This one’s brand spanking new. To me, that is. The album itself came out in 1985, and despite another change in production and direction, it didn’t do very much. If I even noticed that it came out at the time, I don’t remember it. That’s a shame, because it’s a solid album with a couple of songs that really stand out, like “Little Wild One (No. 5)” and “I’m Sorry (But So Is Brenda Lee).”
I’ve talked endlessly about how, way back in my college days, I had a partner in digging through the bins, my longtime roommate who loved searching through used record stores as much as I did. And I had another friend or two who enjoyed the search, too, and my wife-to-be was always down for a search. But after college, settling into married life, moving into the CD era, the simple and shared pleasure of digging through a used record store looking for that perfect bargain or missing link was just kinda lost. I had no one to do it with and, increasingly, nowhere to do it, as record stores went by the wayside. Fast forward from maybe 1989 to, say, 2011: on vacation in Burlington, Vermont, offspring and I go into a great used record store and come up with some finds that to this day blow my mind. I’d try to be suspenseful about it and wait these records’ turn, but at the rate I’m going it’ll be 2025 before get to I say that we found the incredible Plastic Bertrand record (“C’est Plane Pour Moi”) and “Play Electric Bass With The Ventures,” and I was once again hooked on the joy of buying old records. A great little shop in Troy, The Beat Shop on River Street, would fill my needs from time to time, and my kids became my partners in searching.

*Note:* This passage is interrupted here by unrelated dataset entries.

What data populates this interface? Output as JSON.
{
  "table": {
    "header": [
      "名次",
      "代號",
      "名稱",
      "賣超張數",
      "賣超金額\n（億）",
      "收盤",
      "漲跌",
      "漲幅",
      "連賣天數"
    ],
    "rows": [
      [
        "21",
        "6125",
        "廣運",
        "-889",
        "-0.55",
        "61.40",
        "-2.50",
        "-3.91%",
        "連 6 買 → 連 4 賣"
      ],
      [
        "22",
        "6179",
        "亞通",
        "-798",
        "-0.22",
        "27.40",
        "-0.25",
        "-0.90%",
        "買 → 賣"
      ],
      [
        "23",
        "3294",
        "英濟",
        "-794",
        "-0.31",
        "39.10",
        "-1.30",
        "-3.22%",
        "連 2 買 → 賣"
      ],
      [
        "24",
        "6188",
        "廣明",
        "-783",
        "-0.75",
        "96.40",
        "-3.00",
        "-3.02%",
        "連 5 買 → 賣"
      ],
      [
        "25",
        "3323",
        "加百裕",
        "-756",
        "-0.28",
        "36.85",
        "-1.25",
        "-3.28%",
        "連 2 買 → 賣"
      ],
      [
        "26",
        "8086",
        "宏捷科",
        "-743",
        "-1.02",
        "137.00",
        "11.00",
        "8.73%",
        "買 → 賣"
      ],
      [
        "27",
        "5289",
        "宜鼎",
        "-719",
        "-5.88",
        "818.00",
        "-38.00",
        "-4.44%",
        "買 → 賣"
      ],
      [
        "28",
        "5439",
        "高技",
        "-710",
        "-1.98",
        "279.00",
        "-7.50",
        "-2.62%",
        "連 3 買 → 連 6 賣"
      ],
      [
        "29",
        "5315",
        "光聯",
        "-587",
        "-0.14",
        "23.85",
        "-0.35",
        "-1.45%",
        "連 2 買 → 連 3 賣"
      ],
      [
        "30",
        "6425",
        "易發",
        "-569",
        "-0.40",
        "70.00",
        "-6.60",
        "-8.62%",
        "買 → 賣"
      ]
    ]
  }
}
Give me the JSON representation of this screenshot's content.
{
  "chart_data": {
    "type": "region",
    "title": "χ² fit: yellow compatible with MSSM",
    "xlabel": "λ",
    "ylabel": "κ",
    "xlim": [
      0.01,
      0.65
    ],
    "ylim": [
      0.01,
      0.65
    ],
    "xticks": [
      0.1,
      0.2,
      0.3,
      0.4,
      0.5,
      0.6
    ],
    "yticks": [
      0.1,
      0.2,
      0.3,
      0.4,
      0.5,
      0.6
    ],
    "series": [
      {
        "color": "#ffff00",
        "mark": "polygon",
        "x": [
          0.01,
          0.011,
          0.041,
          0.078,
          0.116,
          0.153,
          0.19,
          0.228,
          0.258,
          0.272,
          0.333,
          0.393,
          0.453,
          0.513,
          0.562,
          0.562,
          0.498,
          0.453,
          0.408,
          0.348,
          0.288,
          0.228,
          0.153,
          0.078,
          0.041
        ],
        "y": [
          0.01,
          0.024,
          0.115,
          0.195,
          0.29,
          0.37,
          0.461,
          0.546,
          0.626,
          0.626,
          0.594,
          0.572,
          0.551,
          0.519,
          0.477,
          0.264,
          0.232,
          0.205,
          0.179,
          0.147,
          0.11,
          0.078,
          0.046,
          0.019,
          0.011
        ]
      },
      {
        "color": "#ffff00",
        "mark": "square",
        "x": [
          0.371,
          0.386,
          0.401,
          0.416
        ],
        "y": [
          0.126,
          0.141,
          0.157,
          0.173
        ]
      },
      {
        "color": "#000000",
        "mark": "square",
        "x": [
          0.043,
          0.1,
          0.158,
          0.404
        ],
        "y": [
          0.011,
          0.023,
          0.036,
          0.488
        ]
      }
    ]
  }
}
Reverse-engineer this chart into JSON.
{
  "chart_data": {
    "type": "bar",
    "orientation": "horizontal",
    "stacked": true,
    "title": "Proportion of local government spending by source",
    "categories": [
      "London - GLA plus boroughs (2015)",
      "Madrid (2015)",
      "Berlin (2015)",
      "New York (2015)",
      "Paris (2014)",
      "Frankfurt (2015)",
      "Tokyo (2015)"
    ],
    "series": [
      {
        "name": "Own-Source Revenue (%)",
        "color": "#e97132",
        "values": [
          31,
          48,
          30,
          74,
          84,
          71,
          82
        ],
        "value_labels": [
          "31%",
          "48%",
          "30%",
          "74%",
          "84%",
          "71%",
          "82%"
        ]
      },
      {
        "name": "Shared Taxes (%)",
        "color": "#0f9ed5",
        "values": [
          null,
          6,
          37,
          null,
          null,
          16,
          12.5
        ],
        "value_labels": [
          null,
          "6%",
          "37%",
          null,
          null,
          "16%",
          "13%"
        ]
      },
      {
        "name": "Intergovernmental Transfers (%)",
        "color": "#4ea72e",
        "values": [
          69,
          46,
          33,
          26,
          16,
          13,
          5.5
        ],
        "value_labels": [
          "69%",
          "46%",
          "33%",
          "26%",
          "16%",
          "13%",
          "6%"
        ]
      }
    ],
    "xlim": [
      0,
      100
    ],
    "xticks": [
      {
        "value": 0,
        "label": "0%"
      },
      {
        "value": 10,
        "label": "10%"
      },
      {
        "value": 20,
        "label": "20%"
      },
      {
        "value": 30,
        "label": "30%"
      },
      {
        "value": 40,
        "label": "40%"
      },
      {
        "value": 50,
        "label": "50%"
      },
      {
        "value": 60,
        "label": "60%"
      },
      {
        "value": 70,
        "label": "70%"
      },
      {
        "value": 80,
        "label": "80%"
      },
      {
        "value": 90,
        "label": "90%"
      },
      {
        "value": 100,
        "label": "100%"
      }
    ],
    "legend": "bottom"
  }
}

Then we moved to Phoenixville, where not only was there a record store right on the main drag (and a few others not far away), but we fell in with a crowd of enablers who are just as nuts about records as we are. These are the people who wait in line for Record Store Day. And one of them started organizing a record store crawl, an incredible event where we gather into a spin of vinylphiles* and descend on greater Philly record stores like a plague. I HAVE FOUND MY PEOPLE.
So, this record was found in one of those descents this very February. You younger people may not know this, but in olden times, people were able to leave the house and do things together, they could even just drive around together and spend hours hanging around in a bunch of dusty old record stores and not worry that by doing so they were going to kill anyone. True! Ask anyone old enough to remember.
*Vinylphiles may be collectively referred to as either a spin or a lacquer.